April 15 – R & G – Act 1 Agenda: R & G are Dead Pre-reading Study Questions: Act 1 Homework: Complete Study Questions 1-9 (Read through page 32) Take out: The book Pen/Pencil Notebook

Who are Rosencrantz and Guildenstern?

Brainstorm: What do you already know about Rosencrantz and Guildenstern from the play Hamlet? What do they do? What are they like? What do we know about them already?

Brainstorm: One of the major points of R & G are Dead is to ask existential questions about all of our favorite AP Lit themes (life, death, individual meaning, humanity, etc.). Why use these specific characters to explore these ideas? Why use Hamlet?

Reading Groups You need a reading group of FIVE to read Act 1: Reader 1: Rosencrantz Reader 2: Guildenstern Reader 3: Stage Directions Reader 4: Player, Claudius, Polonius Reader 5: Alfred, Gertrude, Hamlet

Reading Rosencrantz and Guildenstern Are Dead The play Rosencrantz and Guildenstern are Dead operates on multiple levels. Stoppard uses the characters, situation and ideas originally developed by the bard to explore and impose existentialist questions other ideas upon a contemporary audience.
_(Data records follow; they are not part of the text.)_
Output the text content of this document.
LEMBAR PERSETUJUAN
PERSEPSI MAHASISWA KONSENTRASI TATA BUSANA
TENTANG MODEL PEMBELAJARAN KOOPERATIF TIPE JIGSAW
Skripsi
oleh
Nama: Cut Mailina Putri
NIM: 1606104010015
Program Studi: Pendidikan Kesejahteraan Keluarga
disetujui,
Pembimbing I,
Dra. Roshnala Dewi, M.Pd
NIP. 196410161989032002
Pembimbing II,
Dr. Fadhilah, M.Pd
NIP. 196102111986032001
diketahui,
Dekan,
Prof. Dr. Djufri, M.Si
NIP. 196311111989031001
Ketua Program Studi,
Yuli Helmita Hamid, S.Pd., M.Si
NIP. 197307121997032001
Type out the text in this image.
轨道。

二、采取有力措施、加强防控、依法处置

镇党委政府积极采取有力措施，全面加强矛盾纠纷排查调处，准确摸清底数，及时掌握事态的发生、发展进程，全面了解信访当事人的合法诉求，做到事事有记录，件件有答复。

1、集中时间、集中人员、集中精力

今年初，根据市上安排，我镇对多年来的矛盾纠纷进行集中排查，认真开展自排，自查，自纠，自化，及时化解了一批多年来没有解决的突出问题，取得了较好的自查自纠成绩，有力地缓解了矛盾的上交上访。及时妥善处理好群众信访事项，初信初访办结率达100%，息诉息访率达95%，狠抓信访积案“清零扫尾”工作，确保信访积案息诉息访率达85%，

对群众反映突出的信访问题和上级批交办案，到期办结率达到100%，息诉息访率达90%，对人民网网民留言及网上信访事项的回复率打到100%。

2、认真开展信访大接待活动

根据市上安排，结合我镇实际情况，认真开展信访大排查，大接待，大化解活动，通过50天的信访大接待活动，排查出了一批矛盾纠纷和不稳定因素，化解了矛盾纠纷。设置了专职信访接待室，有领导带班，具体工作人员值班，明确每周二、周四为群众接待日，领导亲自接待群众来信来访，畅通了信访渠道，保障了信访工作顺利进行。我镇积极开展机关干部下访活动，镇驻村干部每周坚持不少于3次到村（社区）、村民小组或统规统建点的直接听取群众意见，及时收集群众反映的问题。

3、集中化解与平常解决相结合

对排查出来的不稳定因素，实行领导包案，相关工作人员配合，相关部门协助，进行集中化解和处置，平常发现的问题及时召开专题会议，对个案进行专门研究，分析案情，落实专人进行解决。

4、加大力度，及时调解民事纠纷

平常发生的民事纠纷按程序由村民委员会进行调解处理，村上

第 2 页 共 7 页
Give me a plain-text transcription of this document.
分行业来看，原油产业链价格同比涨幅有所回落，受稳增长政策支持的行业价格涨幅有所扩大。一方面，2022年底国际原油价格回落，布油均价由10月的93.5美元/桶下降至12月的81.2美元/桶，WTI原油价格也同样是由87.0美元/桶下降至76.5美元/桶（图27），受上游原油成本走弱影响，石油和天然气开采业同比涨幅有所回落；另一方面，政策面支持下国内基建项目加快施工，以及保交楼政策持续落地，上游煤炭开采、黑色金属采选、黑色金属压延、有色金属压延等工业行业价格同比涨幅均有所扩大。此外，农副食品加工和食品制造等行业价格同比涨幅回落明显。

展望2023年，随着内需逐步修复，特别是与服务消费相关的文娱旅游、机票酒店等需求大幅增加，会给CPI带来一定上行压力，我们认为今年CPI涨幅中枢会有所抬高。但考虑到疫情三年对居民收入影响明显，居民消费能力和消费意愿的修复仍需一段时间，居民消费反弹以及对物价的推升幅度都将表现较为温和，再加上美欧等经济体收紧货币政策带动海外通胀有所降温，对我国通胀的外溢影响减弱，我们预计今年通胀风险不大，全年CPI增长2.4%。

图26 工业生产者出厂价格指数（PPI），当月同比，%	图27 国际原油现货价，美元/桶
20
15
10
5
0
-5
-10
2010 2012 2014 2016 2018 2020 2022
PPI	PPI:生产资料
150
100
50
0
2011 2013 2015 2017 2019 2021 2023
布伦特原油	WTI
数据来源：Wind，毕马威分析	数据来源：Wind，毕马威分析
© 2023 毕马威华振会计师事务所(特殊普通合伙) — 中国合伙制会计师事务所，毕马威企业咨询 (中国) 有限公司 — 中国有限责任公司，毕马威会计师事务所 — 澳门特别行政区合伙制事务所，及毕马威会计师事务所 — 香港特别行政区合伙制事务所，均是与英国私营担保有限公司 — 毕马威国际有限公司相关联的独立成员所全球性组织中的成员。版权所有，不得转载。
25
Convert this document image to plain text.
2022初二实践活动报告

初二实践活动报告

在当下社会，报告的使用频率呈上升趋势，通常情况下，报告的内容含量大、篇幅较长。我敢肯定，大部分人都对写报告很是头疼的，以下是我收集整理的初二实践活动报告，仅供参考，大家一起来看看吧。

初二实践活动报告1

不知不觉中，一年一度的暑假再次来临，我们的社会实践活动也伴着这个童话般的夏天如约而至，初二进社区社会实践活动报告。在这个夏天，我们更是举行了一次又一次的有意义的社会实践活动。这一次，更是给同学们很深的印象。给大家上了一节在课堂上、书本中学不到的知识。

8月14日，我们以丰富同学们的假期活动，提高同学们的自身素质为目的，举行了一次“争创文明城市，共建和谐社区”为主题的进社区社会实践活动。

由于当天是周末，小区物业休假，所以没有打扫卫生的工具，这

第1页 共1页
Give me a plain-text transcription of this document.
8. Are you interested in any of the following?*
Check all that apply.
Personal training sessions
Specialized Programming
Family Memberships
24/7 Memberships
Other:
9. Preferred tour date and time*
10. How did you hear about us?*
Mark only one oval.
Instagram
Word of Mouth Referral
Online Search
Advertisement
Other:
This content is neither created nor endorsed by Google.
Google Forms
As such, little in the play – and therefor in these questions about the play – should be taken at face value… you’re going to need to call upon all of you analytical abilities for this one. Read the first act of the play with your group, pausing to answer the questions as you come to the corresponding sections of the play. Be thorough – the more you think about it, the more sense this absurdist, nonsensical, postmodernist play will make!